En un mundo normal un funcionario es una pieza dentro de un engranaje. Su función es funcionar, y por eso se llama “funcionario”.
En una situación extraordinaria (atentados 11-M, el 11-S, 23-F, 18 de julio, 20-N, Chernobil) el deber del ser humano, funcionario o no, desde antes de Atapuerca, es tratar de sobrevivir para poder esparcir su ADN y que se perpetúe la especie.
Para sobrevivir en la situación psicotrópica en la que aún nos encontramos, las autoridades correspondientes han establecido una normativa de excepción, por fases.
En la Administración de Justicia, con medio país aún confinado, se comienza a ir poco a poco normalizando la situación, para lo que se pasa ahora de un nivel mínimo de funcionarios presentes en cada juzgado a un nivel del 35% (treinta y cinco) de la plantilla.
En la Audiencia de Ceuta, cuya Unidad tengo el honor de dirigir, prácticamente desde el inicio de la crisis se ha mantenido un ritmo casi normal de trabajo, por el 80% (ochenta) de la plantilla.
En toda situación de crisis, río revuelto para ganancia de pescadores, los especuladores barren para casa. Hay quien aprovecha para vender mascarillas a cinco veces su precio, hay quien aprovecha para limpiar la casa, etc. etc. etc... En latín se dice “pro domo suo” pero la sabiduría popular lo traduce por “poyadas”:
Poyá que está usted aquí realice los servicios “esenciales”.

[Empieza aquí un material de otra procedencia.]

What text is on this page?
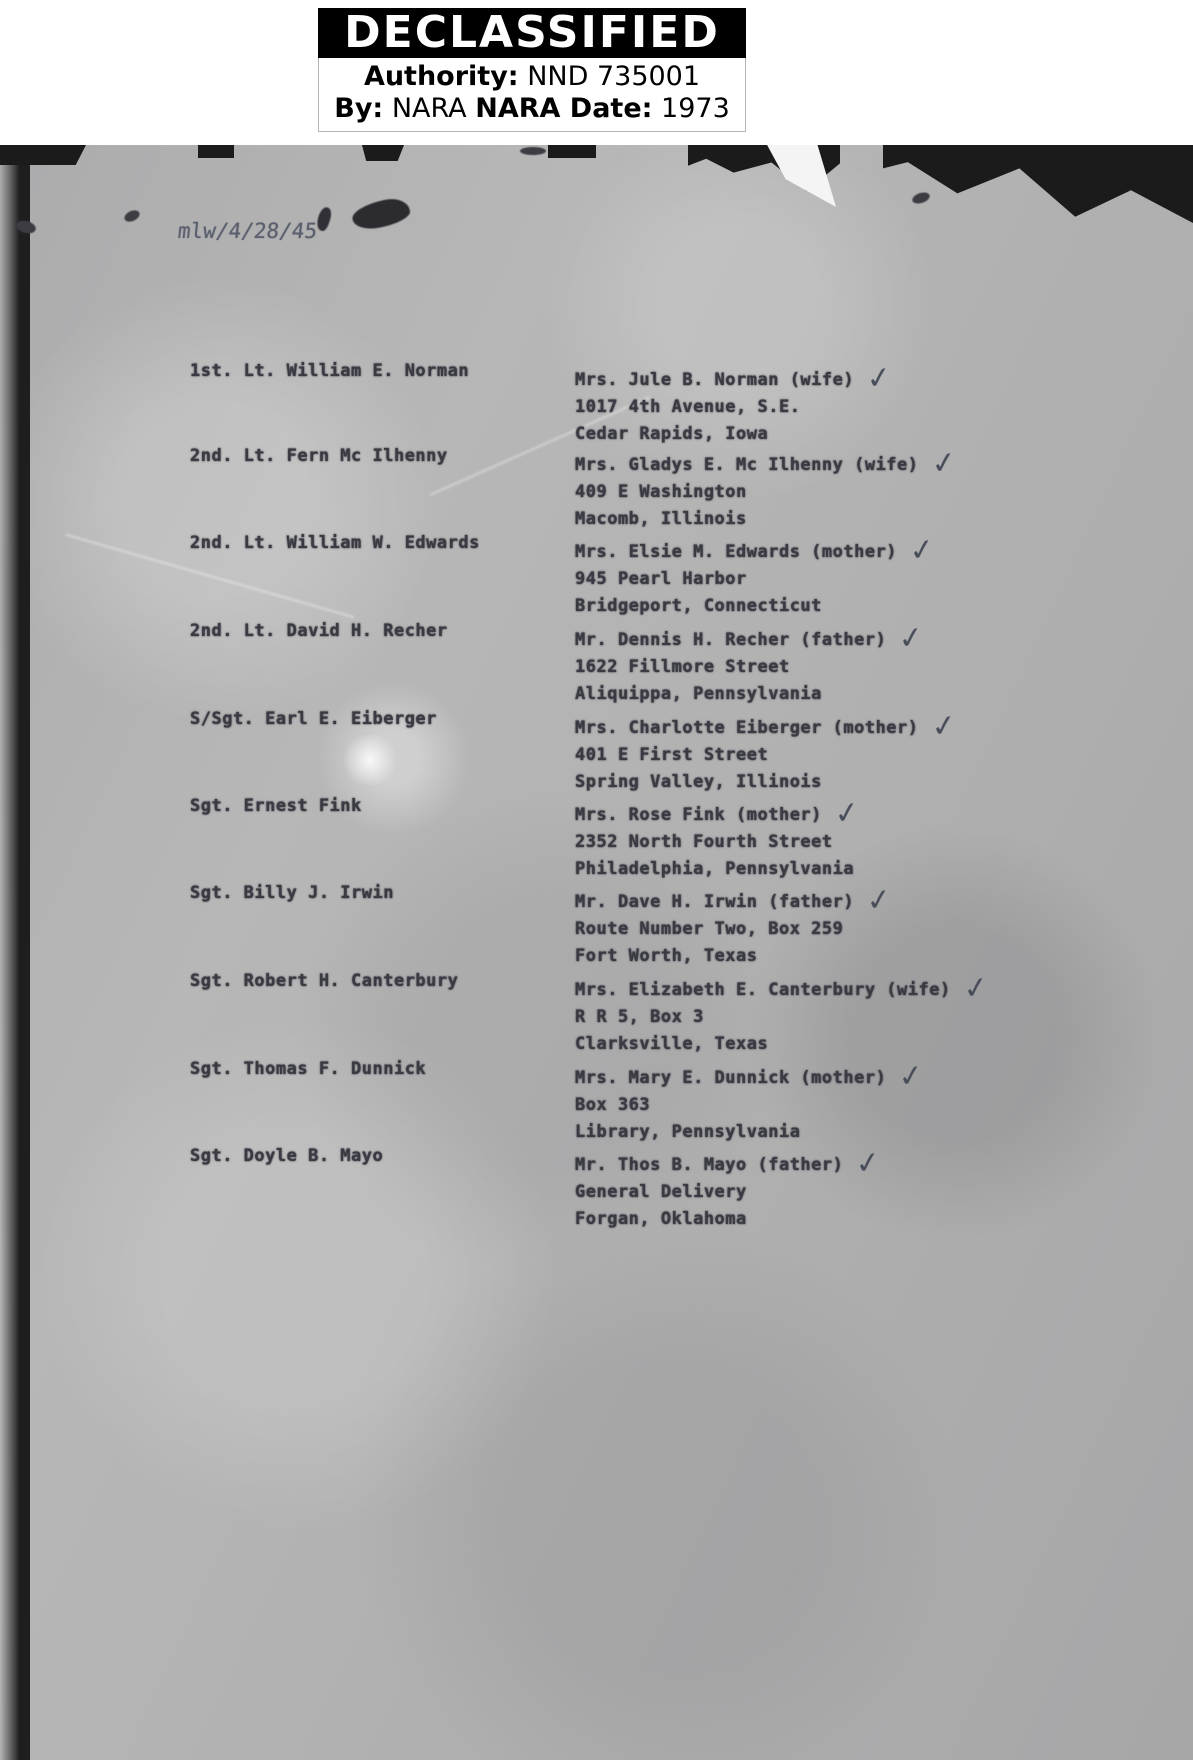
DECLASSIFIED
Authority: NND 735001
By: NARA NARA Date: 1973
mlw/4/28/45
1st. Lt. William E. Norman	Mrs. Jule B. Norman (wife) ✓
1017 4th Avenue, S.E.
Cedar Rapids, Iowa
2nd. Lt. Fern Mc Ilhenny	Mrs. Gladys E. Mc Ilhenny (wife) ✓
409 E Washington
Macomb, Illinois
2nd. Lt. William W. Edwards	Mrs. Elsie M. Edwards (mother) ✓
945 Pearl Harbor
Bridgeport, Connecticut
2nd. Lt. David H. Recher	Mr. Dennis H. Recher (father) ✓
1622 Fillmore Street
Aliquippa, Pennsylvania
S/Sgt. Earl E. Eiberger	Mrs. Charlotte Eiberger (mother) ✓
401 E First Street
Spring Valley, Illinois
Sgt. Ernest Fink	Mrs. Rose Fink (mother) ✓
2352 North Fourth Street
Philadelphia, Pennsylvania
Sgt. Billy J. Irwin	Mr. Dave H. Irwin (father) ✓
Route Number Two, Box 259
Fort Worth, Texas
Sgt. Robert H. Canterbury	Mrs. Elizabeth E. Canterbury (wife) ✓
R R 5, Box 3
Clarksville, Texas
Sgt. Thomas F. Dunnick	Mrs. Mary E. Dunnick (mother) ✓
Box 363
Library, Pennsylvania
Sgt. Doyle B. Mayo	Mr. Thos B. Mayo (father) ✓
General Delivery
Forgan, Oklahoma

Poyá que ha venido realice también los “no esenciales”.
Poyá de paso píntelo de rojo.
Poyá que ha terminado píntelo ahora de rojo-burdeos-mate.
Una cierta mentalidad “patronal” parece considerar el “quédate en casa” como una afrenta, una huelga, unas vacaciones pagadas, un capricho del vago que no quiere ir a trabajar.
Es una obviedad: a día de hoy, el teletrabajo de algunos solo es posible por el no-teletrabajo, por la presencia física (por el riesgo), de otros.
Mi aplauso de las ocho, que nadie dará, para los vigilantes, las señoras de la limpieza y cuantos hicieron posible con su riesgo, su presencia física voluntaria o “voluntaria”, ese rendimiento de trabajo al 80%.
Escribo para que conste, porque si no parecerá que nunca existió.
Y mientras escribo, en mi cabeza retumba el eco de Cervantes: “Cada uno es hijo de sus obras”.